第2章(第1页)
斜阳西照,昏黄的光线铺满地。
萧时砚站在落日余晖里,淡去俊美面容间的清冷,锦袍衣摆上尚沾染着一路风尘仆仆留下的泥尘。
“世子妃不必多礼。”
他虚执了下沈鸢的手便松开,没有多加寒暄,转而朝浴间走去。
沈鸢如往常跟进去伺候他。
热气氤氲中,宽衣解带,按揉肩背,再拿着帕子细细为他擦拭身体。
这些事情做得熟练只因为萧时砚受用。
一番伺候下来,通体舒畅,骑马狩猎的疲乏散去大半。
两个人却都不言不语。
也都习惯了。
在沉默里沐浴完毕,萧时砚先行从浴间出来,坐在罗汉床上等着世子妃一道用晚膳。瞥见罗汉床榻桌上搁着的账册,他随手翻阅了下,有小丫鬟上前奉茶,收回手时,似不经意手指擦过他手背。
萧时砚翻看账册的动作微微一顿。
他不疾不徐抬眼,见那小丫鬟惊惶如受惊的兔子般望过来,便要跪下请罪,不由淡淡一笑。
“你叫什么名字?几时拨来瑶光院服侍的?”
从前每回来,为他奉茶的必是世子妃身边那个大丫鬟,今日换了人,倒稀罕。
小丫鬟白皙脖颈泛起层粉色,声音低低的,羞怯回:“奴婢名叫百灵,是昨日被世子妃领来瑶光院的,有服侍不周之处,请殿下恕罪。”

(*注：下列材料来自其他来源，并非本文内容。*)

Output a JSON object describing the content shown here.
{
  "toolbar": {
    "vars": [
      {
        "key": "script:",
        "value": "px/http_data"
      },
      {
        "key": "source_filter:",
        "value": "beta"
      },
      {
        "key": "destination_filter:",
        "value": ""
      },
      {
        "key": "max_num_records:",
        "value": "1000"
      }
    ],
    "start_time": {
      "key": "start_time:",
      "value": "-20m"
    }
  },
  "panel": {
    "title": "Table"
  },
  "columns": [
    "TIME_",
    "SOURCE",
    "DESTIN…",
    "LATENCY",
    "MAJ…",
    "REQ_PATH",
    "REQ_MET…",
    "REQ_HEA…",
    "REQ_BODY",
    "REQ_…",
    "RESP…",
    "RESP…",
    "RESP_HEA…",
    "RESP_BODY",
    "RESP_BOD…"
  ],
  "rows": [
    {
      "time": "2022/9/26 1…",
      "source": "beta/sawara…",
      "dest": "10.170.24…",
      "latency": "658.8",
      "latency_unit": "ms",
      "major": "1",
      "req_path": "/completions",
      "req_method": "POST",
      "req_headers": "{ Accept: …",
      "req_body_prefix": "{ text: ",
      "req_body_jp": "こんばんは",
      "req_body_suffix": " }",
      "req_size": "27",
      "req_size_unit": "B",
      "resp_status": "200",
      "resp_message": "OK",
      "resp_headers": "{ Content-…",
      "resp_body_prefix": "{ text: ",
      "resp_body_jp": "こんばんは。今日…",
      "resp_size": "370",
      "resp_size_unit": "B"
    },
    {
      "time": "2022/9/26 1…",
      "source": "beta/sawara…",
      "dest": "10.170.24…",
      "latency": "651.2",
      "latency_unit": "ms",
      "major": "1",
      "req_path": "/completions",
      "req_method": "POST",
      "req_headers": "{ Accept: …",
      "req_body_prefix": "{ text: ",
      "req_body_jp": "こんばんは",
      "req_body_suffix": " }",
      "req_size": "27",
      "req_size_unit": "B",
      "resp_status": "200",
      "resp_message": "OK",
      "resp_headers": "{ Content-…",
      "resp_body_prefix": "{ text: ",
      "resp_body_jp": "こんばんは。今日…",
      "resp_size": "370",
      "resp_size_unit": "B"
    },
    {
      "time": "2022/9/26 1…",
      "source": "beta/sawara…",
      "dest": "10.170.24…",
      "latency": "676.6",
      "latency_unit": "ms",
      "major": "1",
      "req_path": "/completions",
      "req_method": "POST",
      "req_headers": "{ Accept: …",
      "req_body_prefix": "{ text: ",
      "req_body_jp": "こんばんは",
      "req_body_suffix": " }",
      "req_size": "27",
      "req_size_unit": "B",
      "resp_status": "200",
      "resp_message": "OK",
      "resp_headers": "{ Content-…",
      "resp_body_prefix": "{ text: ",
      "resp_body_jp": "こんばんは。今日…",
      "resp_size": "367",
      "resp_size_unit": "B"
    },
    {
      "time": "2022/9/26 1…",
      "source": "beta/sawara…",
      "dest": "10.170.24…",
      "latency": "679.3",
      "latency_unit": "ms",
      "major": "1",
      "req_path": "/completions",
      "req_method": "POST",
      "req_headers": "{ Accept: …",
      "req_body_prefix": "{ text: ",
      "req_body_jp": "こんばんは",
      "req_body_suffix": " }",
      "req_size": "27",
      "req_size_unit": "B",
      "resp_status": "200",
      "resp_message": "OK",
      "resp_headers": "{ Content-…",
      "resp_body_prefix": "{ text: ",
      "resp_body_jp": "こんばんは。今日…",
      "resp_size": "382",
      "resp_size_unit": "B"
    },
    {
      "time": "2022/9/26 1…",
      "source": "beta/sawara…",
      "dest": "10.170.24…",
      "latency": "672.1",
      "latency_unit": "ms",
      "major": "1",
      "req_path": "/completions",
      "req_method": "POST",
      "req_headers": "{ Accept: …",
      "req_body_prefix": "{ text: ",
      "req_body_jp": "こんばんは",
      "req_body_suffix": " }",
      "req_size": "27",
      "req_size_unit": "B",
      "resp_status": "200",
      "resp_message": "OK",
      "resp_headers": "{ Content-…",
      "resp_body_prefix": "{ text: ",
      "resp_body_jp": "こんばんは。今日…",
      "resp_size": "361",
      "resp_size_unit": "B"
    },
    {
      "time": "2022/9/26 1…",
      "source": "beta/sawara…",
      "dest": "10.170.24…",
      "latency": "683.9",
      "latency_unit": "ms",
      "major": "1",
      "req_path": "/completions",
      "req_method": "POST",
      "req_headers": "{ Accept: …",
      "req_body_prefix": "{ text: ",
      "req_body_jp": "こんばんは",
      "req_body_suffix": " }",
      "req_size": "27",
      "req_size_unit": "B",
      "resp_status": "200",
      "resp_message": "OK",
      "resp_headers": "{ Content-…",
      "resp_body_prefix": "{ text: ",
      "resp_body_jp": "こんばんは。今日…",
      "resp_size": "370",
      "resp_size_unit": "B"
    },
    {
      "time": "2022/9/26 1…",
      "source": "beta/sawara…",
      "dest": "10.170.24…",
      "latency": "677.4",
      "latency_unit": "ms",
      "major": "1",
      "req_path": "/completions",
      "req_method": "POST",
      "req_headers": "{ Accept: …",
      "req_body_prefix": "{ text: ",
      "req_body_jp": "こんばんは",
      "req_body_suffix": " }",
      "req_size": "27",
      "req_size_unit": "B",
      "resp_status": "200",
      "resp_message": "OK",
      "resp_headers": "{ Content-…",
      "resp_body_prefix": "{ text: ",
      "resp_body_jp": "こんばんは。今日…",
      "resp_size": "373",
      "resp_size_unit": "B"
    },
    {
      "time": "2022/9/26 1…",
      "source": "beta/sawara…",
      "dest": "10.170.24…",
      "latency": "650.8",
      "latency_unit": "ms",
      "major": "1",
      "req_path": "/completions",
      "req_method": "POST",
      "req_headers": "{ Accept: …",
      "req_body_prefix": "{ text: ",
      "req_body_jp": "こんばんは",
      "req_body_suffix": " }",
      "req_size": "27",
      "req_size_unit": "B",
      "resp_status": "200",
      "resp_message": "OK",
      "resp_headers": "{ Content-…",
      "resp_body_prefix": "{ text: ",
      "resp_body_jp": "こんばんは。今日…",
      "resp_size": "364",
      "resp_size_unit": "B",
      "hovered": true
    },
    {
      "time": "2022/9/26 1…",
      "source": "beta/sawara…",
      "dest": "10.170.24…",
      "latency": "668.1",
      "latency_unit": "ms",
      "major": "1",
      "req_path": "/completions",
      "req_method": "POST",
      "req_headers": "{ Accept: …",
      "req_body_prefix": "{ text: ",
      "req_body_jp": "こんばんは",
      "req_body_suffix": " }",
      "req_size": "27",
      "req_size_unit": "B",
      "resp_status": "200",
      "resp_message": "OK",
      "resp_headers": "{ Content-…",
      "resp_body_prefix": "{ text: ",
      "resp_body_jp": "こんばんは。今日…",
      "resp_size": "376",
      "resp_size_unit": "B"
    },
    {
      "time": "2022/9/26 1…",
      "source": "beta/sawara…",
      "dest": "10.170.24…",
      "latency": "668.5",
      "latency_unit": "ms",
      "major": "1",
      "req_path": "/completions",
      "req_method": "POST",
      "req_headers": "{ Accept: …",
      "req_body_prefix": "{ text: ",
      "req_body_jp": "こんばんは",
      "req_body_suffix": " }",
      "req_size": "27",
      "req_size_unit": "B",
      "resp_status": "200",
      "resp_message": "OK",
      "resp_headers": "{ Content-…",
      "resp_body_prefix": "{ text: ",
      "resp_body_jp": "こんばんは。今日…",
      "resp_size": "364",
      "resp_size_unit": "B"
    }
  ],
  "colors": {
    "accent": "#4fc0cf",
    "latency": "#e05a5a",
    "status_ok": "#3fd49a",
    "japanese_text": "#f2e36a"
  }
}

昨日。萧时砚似笑非笑继续问:“世子妃从何处领的你?”
小丫鬟细声:“是从王妃娘娘处。”
三两句问话过后,萧时砚让小丫鬟百灵退下了。
沈鸢迟些从浴间出来,他只字不提,她也没有问,两个人又一道用晚膳。
用罢晚膳,萧时砚起身先去书房。
沈鸢翻看没看完的账册,钱妈妈屏退屋内的丫鬟婆子,守在罗汉床边,趁此间隙,压低声音斥责:“世子妃为何让那小丫鬟服侍殿下?如今是要将夫人的话当做耳旁风,反了天了?”
人是沈鸢安排去为萧时砚奉茶的。
世子在,钱妈妈不敢多嘴,免得叫看出端倪,只得憋到这会儿开口。
“钱妈妈勿要多虑。”沈鸢温和一笑,安抚道,“婆母本是嫌碧珠手脚不麻利,奉茶奉得不好,让百灵去做这差事,也是婆母的心意。”
钱妈妈冷笑:“那小蹄子奉个茶的功夫便能同殿下搭上话,世子妃还是快些料理了才是。”
沈鸢一贯好脾气应下,翻看完账册,方才去沐浴梳洗。
如往常般,钱妈妈和碧珠两个人服侍她。
一切皆是按部就班,连同从浴间出来未及半刻钟萧时砚从书房回来,夫妻二人随即安置也无例外。
屋内只留一盏灯。
层层厚实的帐幔之下光线昏暗,几乎看不清彼此面容。
萧时砚伸手将人揽抱入怀。
他知世子妃于此事上向来十分羞涩,又难以承受,便只循着从前惯例,闷声行事。
事毕,正准备稍微收拾番歇下。
身侧之人却忽而动作,朝着他靠近过来。
萧时砚没有动。
他偏头看她,也看着一贯逆来顺受、一板一眼的世子妃破天荒贴近。
举止间满是不安与迟疑,昭示她的生涩。
一缕熟悉的香气在鼻尖不断缠绕,尽管一言不发,却足以让人领会她的索求。